Very confidently after this study.

And what would you say are the clinical implications to doctors?

This is a pretty large group of patients, this is probably around 25-30% of our oestrogen receptor positive patients. So in this group we can avoid chemotherapy altogether.

Wow. You were chairing a news conference just yesterday and in that Dr Nielsen presented on the fact that in some categories of cancer there was no benefit from adjuvant chemotherapy. Do these link together do you think?

They link together and that’s exactly what happened. This Luminal A type of breast cancer which is a more slow-growing oestrogen receptor positive breast cancer really seems to be the same type of cancer that has an Oncotype score that is low. So now you have two studies, one which is a prospective large study which was the TAILORx study and then another study where we looked at tissue from patients that received treatment back a long time ago and we found that those very slow growing tumours, those luminal A or low Oncotype tumours, don’t need chemotherapy.

So different kinds of markers moving in the same direction?


What do you think doctors need to be doing about these new data?

What doctors need to do is to identify the women that have a low risk of recurrence, the women that have these low slow-growing cancers, and not offer chemotherapy to their patients.

And cancer becomes more individualised, cancer therapy?

That’s exactly what it is and that’s really where TAILORx, the name, comes from. You want to tailor your treatment based on the cancer type.

In TAILORx, though, you followed up for five years, was that long enough?

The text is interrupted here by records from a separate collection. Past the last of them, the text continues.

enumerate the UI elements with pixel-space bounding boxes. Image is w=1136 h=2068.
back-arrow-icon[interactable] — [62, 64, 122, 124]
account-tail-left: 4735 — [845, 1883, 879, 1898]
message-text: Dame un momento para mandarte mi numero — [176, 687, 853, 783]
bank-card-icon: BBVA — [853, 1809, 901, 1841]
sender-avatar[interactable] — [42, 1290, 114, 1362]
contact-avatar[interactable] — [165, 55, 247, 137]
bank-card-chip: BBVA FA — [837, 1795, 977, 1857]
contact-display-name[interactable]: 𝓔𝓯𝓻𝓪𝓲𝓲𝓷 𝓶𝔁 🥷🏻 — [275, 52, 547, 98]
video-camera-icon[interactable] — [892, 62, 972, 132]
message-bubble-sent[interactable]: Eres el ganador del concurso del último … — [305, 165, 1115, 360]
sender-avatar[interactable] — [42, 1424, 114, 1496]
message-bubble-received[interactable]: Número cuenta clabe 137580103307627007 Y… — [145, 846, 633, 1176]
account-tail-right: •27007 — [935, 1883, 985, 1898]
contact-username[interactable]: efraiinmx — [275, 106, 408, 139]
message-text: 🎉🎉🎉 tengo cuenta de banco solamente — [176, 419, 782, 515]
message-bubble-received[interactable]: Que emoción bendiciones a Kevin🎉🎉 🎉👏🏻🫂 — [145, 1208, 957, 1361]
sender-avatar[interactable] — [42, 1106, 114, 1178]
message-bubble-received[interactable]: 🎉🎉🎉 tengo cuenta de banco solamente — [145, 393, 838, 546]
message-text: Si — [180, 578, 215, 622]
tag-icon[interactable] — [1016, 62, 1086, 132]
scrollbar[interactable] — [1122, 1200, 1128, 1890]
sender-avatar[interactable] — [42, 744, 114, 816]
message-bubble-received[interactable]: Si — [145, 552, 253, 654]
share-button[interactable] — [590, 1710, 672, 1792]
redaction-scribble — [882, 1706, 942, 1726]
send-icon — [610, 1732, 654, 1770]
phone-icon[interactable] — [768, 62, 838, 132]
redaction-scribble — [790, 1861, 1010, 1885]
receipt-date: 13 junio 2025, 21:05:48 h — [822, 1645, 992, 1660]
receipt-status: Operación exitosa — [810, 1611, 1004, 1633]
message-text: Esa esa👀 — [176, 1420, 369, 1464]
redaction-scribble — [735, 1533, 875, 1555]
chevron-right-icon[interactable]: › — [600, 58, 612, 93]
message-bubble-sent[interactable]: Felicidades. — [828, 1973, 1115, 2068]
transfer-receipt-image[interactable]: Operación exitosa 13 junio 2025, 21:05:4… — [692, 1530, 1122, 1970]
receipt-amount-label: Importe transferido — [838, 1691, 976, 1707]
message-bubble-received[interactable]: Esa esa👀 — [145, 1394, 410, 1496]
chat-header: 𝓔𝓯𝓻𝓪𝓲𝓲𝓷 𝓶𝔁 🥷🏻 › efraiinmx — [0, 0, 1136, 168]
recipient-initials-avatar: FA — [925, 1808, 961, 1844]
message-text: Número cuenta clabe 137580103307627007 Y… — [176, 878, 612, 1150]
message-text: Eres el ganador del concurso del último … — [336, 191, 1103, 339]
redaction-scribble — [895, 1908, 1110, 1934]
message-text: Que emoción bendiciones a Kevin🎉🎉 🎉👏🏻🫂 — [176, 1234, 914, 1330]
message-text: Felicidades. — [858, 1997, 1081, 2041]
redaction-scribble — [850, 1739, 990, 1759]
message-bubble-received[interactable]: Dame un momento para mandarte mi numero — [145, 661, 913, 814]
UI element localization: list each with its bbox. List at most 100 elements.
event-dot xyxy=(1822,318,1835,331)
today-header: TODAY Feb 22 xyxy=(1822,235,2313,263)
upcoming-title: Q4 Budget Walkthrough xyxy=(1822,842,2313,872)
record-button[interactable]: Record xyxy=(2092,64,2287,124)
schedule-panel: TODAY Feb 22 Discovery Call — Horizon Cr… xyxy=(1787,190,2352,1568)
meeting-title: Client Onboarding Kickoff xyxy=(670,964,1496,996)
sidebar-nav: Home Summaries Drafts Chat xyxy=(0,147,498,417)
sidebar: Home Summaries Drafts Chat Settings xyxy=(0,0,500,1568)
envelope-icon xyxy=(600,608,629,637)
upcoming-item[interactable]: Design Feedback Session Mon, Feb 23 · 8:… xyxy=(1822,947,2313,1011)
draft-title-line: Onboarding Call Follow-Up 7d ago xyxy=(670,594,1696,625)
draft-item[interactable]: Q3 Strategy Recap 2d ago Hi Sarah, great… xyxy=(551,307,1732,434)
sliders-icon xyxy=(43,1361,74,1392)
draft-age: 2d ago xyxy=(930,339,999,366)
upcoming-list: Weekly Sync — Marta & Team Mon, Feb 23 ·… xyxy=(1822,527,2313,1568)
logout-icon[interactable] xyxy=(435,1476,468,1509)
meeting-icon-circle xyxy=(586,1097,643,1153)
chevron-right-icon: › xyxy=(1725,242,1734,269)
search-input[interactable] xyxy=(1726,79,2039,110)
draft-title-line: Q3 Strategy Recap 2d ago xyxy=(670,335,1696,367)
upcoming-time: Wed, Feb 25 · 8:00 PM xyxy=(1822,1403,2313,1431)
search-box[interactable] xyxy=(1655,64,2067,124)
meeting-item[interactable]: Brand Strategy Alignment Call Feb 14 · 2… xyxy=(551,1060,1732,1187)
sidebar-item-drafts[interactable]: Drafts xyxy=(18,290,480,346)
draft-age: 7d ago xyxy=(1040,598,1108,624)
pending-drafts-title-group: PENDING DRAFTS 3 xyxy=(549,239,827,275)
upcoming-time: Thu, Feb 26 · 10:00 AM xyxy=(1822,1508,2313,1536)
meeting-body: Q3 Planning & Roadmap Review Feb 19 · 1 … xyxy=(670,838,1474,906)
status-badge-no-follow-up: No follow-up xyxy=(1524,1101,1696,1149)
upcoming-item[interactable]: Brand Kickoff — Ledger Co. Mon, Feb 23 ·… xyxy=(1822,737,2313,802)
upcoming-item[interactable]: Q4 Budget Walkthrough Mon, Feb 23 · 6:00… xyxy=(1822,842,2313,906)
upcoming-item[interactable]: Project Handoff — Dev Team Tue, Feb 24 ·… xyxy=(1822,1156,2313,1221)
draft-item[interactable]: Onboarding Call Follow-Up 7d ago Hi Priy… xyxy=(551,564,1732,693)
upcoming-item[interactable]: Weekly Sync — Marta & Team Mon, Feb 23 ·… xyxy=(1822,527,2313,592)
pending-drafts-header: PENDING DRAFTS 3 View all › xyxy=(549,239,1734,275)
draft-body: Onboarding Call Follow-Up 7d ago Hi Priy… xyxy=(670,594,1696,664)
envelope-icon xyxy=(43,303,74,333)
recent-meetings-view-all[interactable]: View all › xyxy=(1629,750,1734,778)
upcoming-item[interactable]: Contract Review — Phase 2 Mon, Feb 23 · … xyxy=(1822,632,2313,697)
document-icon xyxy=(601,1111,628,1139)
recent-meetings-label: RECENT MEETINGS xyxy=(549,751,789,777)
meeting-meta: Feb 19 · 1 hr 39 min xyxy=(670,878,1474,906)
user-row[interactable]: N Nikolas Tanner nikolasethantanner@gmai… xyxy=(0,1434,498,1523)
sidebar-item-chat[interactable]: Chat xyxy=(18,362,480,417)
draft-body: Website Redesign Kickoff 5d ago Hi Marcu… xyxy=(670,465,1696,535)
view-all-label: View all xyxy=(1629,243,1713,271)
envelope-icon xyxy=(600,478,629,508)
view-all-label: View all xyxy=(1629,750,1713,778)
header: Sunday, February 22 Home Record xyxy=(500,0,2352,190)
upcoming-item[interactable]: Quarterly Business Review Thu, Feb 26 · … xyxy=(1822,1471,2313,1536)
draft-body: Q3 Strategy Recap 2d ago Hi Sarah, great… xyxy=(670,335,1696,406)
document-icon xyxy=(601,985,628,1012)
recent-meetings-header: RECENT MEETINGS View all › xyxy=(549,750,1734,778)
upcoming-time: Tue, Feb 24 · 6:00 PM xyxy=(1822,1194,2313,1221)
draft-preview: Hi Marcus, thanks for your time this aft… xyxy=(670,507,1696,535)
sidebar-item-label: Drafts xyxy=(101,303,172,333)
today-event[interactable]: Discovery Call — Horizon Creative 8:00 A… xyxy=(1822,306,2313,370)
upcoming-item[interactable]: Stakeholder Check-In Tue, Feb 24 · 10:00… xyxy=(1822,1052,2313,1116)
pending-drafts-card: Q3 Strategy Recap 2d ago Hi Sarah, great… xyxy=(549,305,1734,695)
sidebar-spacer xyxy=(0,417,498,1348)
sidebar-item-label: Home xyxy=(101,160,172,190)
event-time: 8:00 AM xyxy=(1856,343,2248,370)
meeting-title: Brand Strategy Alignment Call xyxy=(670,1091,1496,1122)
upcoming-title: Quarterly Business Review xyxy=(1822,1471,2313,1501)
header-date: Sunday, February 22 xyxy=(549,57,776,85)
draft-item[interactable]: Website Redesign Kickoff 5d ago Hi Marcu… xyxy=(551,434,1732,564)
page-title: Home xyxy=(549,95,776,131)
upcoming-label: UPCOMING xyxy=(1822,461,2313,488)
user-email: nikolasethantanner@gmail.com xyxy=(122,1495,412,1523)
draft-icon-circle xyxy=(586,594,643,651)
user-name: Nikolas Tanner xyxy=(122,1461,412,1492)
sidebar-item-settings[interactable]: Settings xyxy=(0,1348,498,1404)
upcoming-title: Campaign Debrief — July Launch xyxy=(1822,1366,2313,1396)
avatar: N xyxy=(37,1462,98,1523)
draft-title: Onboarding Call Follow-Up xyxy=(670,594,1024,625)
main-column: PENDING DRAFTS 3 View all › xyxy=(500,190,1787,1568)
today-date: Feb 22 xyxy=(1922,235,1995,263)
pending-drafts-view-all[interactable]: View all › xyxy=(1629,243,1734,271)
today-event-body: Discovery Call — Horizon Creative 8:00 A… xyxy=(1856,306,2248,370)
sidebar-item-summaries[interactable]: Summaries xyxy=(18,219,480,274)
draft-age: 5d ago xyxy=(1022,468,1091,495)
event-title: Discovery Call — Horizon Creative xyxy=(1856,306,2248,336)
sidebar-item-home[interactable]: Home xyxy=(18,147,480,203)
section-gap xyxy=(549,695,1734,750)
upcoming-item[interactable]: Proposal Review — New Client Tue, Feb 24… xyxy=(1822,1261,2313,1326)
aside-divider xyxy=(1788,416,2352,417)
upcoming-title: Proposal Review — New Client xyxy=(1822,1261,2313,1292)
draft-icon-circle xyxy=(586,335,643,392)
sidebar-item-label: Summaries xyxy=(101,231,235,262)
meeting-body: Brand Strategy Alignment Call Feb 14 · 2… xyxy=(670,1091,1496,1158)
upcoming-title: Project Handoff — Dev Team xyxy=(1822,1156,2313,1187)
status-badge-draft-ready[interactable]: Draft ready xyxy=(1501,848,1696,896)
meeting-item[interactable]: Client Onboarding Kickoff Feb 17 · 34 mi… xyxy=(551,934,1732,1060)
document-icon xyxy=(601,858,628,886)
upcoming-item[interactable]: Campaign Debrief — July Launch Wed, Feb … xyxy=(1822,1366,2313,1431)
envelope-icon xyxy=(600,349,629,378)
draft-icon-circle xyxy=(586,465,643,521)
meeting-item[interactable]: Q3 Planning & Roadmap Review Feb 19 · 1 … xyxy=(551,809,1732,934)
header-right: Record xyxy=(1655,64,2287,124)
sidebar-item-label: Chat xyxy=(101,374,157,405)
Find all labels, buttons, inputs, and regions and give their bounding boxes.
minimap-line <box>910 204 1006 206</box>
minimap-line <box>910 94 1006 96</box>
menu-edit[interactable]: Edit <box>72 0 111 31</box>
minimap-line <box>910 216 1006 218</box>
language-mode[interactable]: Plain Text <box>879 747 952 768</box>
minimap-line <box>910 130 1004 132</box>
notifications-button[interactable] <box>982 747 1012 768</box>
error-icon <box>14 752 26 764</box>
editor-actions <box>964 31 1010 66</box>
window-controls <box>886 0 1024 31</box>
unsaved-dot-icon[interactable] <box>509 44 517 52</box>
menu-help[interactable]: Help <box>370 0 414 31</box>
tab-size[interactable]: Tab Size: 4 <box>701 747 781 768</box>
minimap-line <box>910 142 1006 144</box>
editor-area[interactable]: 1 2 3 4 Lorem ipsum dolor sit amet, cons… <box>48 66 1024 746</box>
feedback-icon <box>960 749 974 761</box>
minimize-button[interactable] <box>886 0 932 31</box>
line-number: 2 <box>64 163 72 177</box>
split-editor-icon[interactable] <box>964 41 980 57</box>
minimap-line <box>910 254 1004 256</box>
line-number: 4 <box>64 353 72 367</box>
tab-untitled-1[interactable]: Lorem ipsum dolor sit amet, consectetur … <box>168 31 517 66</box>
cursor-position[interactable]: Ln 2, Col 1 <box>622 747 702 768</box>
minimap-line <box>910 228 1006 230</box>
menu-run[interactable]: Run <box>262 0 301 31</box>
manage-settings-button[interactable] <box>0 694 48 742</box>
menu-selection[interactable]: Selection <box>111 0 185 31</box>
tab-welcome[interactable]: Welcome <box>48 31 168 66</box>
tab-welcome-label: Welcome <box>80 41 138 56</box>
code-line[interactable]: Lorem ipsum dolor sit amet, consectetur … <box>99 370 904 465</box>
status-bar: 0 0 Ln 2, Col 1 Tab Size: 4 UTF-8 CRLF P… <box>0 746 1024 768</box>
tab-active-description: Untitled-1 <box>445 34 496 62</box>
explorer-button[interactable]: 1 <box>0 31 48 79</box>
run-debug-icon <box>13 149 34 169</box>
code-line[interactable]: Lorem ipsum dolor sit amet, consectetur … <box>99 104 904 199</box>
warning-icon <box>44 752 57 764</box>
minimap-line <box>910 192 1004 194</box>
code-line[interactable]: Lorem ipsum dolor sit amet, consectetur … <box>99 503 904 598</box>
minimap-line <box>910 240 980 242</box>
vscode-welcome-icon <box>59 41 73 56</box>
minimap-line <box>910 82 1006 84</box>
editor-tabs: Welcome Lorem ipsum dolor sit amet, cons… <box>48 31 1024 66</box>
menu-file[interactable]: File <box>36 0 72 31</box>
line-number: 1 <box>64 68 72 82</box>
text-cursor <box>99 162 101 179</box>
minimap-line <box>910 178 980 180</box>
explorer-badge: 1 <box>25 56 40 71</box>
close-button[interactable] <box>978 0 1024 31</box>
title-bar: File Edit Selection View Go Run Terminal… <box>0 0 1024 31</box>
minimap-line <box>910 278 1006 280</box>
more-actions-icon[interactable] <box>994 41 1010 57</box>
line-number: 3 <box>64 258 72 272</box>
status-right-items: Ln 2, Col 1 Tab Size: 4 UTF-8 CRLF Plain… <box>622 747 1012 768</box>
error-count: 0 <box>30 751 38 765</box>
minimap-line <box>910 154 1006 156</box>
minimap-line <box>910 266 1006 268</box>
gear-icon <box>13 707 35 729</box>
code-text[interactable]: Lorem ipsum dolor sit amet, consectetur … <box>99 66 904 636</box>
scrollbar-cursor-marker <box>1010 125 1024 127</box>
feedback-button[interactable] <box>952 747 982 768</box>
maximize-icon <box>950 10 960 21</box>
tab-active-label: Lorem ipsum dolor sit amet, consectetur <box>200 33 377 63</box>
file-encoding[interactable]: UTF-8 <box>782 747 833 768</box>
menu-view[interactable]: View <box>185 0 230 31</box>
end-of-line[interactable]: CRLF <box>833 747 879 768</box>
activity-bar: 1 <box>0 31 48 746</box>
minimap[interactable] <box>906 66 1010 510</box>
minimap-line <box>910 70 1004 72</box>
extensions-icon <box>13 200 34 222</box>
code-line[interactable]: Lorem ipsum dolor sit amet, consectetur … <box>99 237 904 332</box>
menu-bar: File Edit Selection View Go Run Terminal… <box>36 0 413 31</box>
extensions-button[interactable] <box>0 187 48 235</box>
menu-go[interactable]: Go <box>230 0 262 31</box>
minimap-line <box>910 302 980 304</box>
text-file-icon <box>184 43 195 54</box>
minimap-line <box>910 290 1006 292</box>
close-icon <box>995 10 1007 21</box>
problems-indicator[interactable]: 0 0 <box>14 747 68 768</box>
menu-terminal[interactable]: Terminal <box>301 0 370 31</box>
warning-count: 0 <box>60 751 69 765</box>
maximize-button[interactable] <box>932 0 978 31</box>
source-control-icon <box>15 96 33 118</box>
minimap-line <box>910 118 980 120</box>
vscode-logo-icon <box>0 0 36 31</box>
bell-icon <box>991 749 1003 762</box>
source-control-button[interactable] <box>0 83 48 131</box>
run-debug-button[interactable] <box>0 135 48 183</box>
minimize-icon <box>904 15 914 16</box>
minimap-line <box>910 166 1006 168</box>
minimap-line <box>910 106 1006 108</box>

We’re still following patients and this is just the first part of the presentation where we’re looking at the low risk patients. The main reason of TAILORx is to look at the intermediate risk patient population to see if we can avoid chemotherapy in them and that’s another 25-30% of our oestrogen receptor positive early stage breast cancer patients. So if we can avoid chemotherapy in them, you have around 50 or so percent of the oestrogen receptor positive women that don’t need chemotherapy.

So how would you sum up the take home message to doctors, bearing in mind that there are these different risk categories of breast cancer?

Right now the data that we have is for the low risk category, we’re still waiting for the data on the intermediate risk category and that will probably come back in the next couple of years. So we’ll be able to tell them more in the future. But at this point low risk patients, an Oncotype score of ten or less, women do not seem to get a benefit from chemotherapy.